= Lipari Landfill =

The Lipari Landill is an inactive landfill on a 6 acre former gravel pit in Mantua Township, New Jersey. It was used from 1958 to 1971 as a dump site for household and industrial wastes. Toxic organic compounds and heavy metals dumped at the site have percolated into the ground water and leached into lakes and streams in the surrounding area. The site has been identified as the worst toxic dump in the United States and was ranked at the top of the United States Environmental Protection Agency's Superfund eligibility list.

==History==
Nicholas Lipari had operated a sand and gravel pit at the site. During the period from 1958 until 1971, the landfill accepted 46,000 barrels of chemicals, containing approximately 2.7 e6USgal of industrial waste, that were placed in trenches that had been excavated in the gravel pit. 12 thousand tons of solid industrial waste were also dumped at the site. The New Jersey Solid Waste Authority had the site shut down in 1971.

The toxic materials came from several different companies, with Philadelphia-based Rohm and Haas accounting for most of the material. Toxic material dumped at the site also came from an Owens-Illinois plant in Glassboro and a CBS Records plant in Pitman. More than 150 different chemicals, including BCEE (Bis-2-Chloroethyl ether), benzene, 1,2 Dichloroethylene, arsenic, lead and mercury have been identified at the site. In September 1985, the EPA filed lawsuits against seven companies, including Rohm & Haas, to recover the costs of the remediation at the site.

Approximately 100000 USgal of contaminated water had been leaking from the site on a daily basis, leaching into groundwater or washed away in the rain. In 1983, following the construction of a 30 in wall constructed around the center of the dump site, seepage was reduced to 2500 USgal per day. The contaminated areas at the dump site were also covered with a high-density polyethylene (HDPE) cap. In 1992 a treatment plant was constructed to flush the landfill. By 1996 off-site work including excavation of the marsh, portions of the stream bed, and the lake sediment excavation was completed. Drains to capture contaminated water from outside and below the landfill were completed which must be operated indefinitely. These drains have successfully protected the surrounding environment from landfill contaminants and are constantly monitored to insure their effectiveness. Today, remediation continues at the Landfill through the removal of vast quantities of volatile organic compounds, such as benzene and toluene. These compounds are removed in the vapor phase and destroyed. To date (2010) over 500000 lb of contaminants have been removed from Lipari.

==Effects==
In the mid-1980s, the Borough of Pitman closed a playground at Betty Park, an area adjoining Alcyon Lake, as the levels of hazardous chemicals present in the soil were higher than safety levels established at the Federal level.

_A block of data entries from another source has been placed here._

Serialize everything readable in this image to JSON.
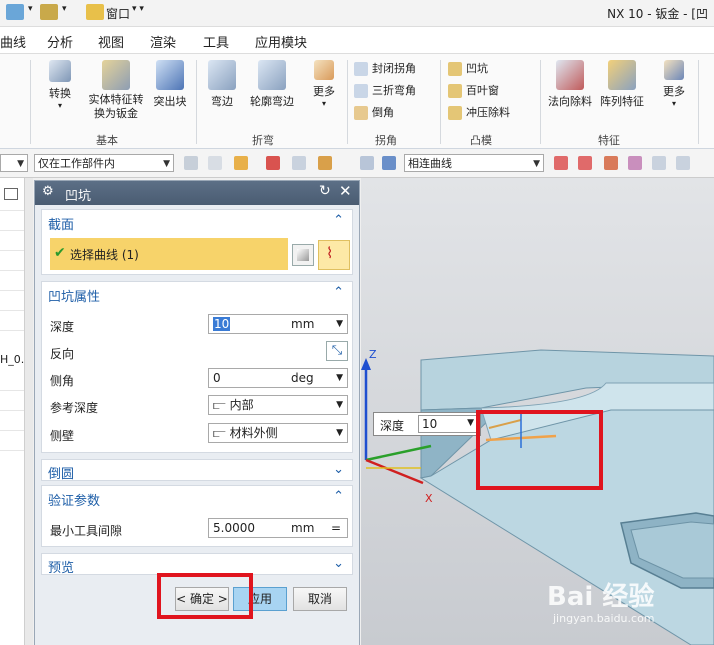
{
  "window": {
    "title": "NX 10 - 钣金 - [凹"
  },
  "quickaccess": {
    "window_menu": "窗口"
  },
  "menubar": {
    "items": [
      "曲线",
      "分析",
      "视图",
      "渲染",
      "工具",
      "应用模块"
    ]
  },
  "ribbon": {
    "buttons": {
      "convert": "转换",
      "solid_to_sheet": "实体特征转换为钣金",
      "tab": "突出块",
      "flange": "弯边",
      "contour_flange": "轮廓弯边",
      "more1": "更多",
      "closed_corner": "封闭拐角",
      "three_bend_corner": "三折弯角",
      "chamfer": "倒角",
      "dimple": "凹坑",
      "louver": "百叶窗",
      "drawn_cutout": "冲压除料",
      "normal_cutout": "法向除料",
      "pattern_feature": "阵列特征",
      "more2": "更多"
    },
    "groups": {
      "basic": "基本",
      "bend": "折弯",
      "corner": "拐角",
      "emboss": "凸模",
      "feature": "特征"
    }
  },
  "filterbar": {
    "scope": "仅在工作部件内",
    "curve_rule": "相连曲线"
  },
  "leftstrip": {
    "partial_text": "H_0."
  },
  "dialog": {
    "title": "凹坑",
    "section": {
      "title": "截面",
      "select_curve": "选择曲线 (1)"
    },
    "properties": {
      "title": "凹坑属性",
      "depth_label": "深度",
      "depth_value": "10",
      "depth_unit": "mm",
      "reverse_label": "反向",
      "side_angle_label": "侧角",
      "side_angle_value": "0",
      "side_angle_unit": "deg",
      "ref_depth_label": "参考深度",
      "ref_depth_value": "内部",
      "side_wall_label": "侧壁",
      "side_wall_value": "材料外侧"
    },
    "round": {
      "title": "倒圆"
    },
    "validation": {
      "title": "验证参数",
      "min_tool_label": "最小工具间隙",
      "min_tool_value": "5.0000",
      "min_tool_unit": "mm"
    },
    "preview": {
      "title": "预览"
    },
    "buttons": {
      "ok": "< 确定 >",
      "apply": "应用",
      "cancel": "取消"
    }
  },
  "viewport": {
    "axis_z": "Z",
    "axis_x": "X",
    "depth_label": "深度",
    "depth_value": "10",
    "watermark": "Bai 经验",
    "watermark_url": "jingyan.baidu.com"
  },
  "colors": {
    "highlight": "#f7d36a",
    "red_annotation": "#e0141e",
    "section_title": "#1f5fa8",
    "apply_button": "#a8d4f2"
  }
}
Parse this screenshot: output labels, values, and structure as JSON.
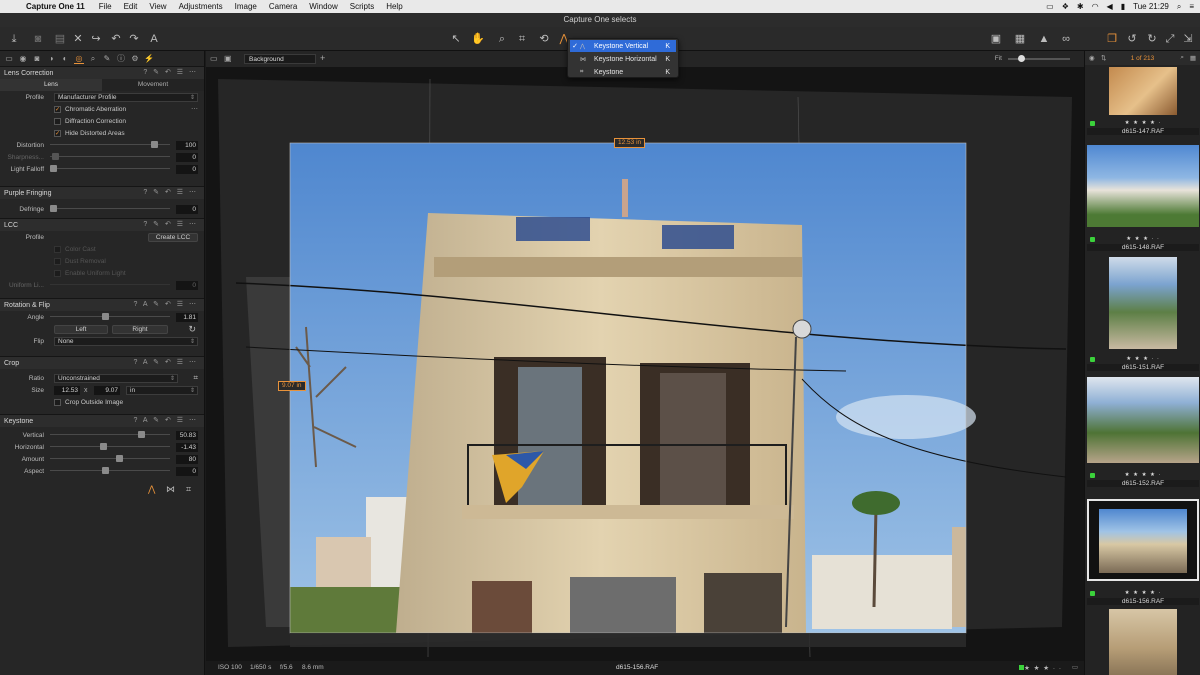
{
  "menubar": {
    "app_name": "Capture One 11",
    "items": [
      "File",
      "Edit",
      "View",
      "Adjustments",
      "Image",
      "Camera",
      "Window",
      "Scripts",
      "Help"
    ],
    "clock": "Tue 21:29"
  },
  "window": {
    "title": "Capture One selects"
  },
  "popup_menu": {
    "items": [
      {
        "label": "Keystone Vertical",
        "key": "K",
        "checked": "✓"
      },
      {
        "label": "Keystone Horizontal",
        "key": "K",
        "checked": ""
      },
      {
        "label": "Keystone",
        "key": "K",
        "checked": ""
      }
    ]
  },
  "lens_correction": {
    "title": "Lens Correction",
    "tabs": [
      "Lens",
      "Movement"
    ],
    "profile_label": "Profile",
    "profile_value": "Manufacturer Profile",
    "checks": [
      "Chromatic Aberration",
      "Diffraction Correction",
      "Hide Distorted Areas"
    ],
    "distortion_label": "Distortion",
    "distortion_value": "100",
    "sharpness_label": "Sharpness...",
    "sharpness_value": "0",
    "falloff_label": "Light Falloff",
    "falloff_value": "0"
  },
  "purple_fringing": {
    "title": "Purple Fringing",
    "defringe_label": "Defringe",
    "defringe_value": "0"
  },
  "lcc": {
    "title": "LCC",
    "profile_label": "Profile",
    "create_btn": "Create LCC",
    "checks": [
      "Color Cast",
      "Dust Removal",
      "Enable Uniform Light"
    ],
    "uniform_label": "Uniform Li...",
    "uniform_value": "0"
  },
  "rotation": {
    "title": "Rotation & Flip",
    "angle_label": "Angle",
    "angle_value": "1.81",
    "left_btn": "Left",
    "right_btn": "Right",
    "flip_label": "Flip",
    "flip_value": "None"
  },
  "crop": {
    "title": "Crop",
    "ratio_label": "Ratio",
    "ratio_value": "Unconstrained",
    "size_label": "Size",
    "width": "12.53",
    "x": "x",
    "height": "9.07",
    "unit": "in",
    "outside_label": "Crop Outside Image"
  },
  "keystone": {
    "title": "Keystone",
    "vertical_label": "Vertical",
    "vertical_value": "50.83",
    "horizontal_label": "Horizontal",
    "horizontal_value": "-1.43",
    "amount_label": "Amount",
    "amount_value": "80",
    "aspect_label": "Aspect",
    "aspect_value": "0"
  },
  "viewer": {
    "background_label": "Background",
    "fit_label": "Fit",
    "crop_width_label": "12.53 in",
    "crop_height_label": "9.07 in",
    "info": [
      "ISO 100",
      "1/650 s",
      "f/5.6",
      "8.6 mm"
    ],
    "filename": "d615-156.RAF",
    "rating": "★ ★ ★ · ·"
  },
  "browser": {
    "count": "1 of 213",
    "thumbs": [
      {
        "name": "d615-147.RAF",
        "stars": "★ ★ ★ ★ ·"
      },
      {
        "name": "d615-148.RAF",
        "stars": "★ ★ ★ · ·"
      },
      {
        "name": "d615-151.RAF",
        "stars": "★ ★ ★ · ·"
      },
      {
        "name": "d615-152.RAF",
        "stars": "★ ★ ★ ★ ·"
      },
      {
        "name": "d615-156.RAF",
        "stars": "★ ★ ★ ★ ·"
      }
    ]
  },
  "colors": {
    "accent": "#e8923a",
    "selection": "#2f6bd8",
    "green": "#3bd23b"
  }
}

A study performed by the New Jersey Department of Health in 1989 showed that those living within one kilometer of the dump site were at greater risk of adult leukemia and of giving birth to low birth weight babies than those living further away.

A follow-up study by medical investigators released in 1997 reviewing details of 9,000 children born to parents living near the dump site found clear evidence of a link to the toxic chemicals and a significant drop in birth weight and a risk of pre-term delivery that was twice as high as normal. The increased effects peaked for those children born between 1971 and 1975, a period when the contaminants leaking from the site were at their peak. The study also found that after the dump was closed and cleanup began, birth weights increased until they were higher than those from surrounding areas in the most recent data. The peer-reviewed studies were included in Environmental Health Perspectives, a monthly journal published by the National Institute of Environmental Health Sciences.

==Remediation==
In March 1994, Rohm and Haas reached a settlement with the United States Department of Justice under which the firm would address its liability for the materials it dumped there by spending an estimated $50 million to clean up the landfill site.

The cleanup project was estimated to have run in excess of $100 million by 1995, with the majority of costs paid by the companies that had material dumped at the site. Barrels for which manufacturers paid about 75 cents each as a fee to the landfill owner ended up costing around $2,000 per barrel to remove the contaminants from the soil.

About 90,000 tons of contaminated soil was removed from the off-site areas temporarily stored at the site of a former stock car race track in Pitman and later sent to a properly lined landfill. In 1995, Pitman's Alcyon Lake was drained and the sediment at the lake's bottom was removed for storage at the race track and later shipped offsite. Over a fifteen-year period, millions of gallons of water were pumped into the landfill to carry the toxic material through a system of pipes and into a pre-treatment facility that would treat the chemicals carried off in the leachate. Effluent from the plant was then sent to the local utility authority.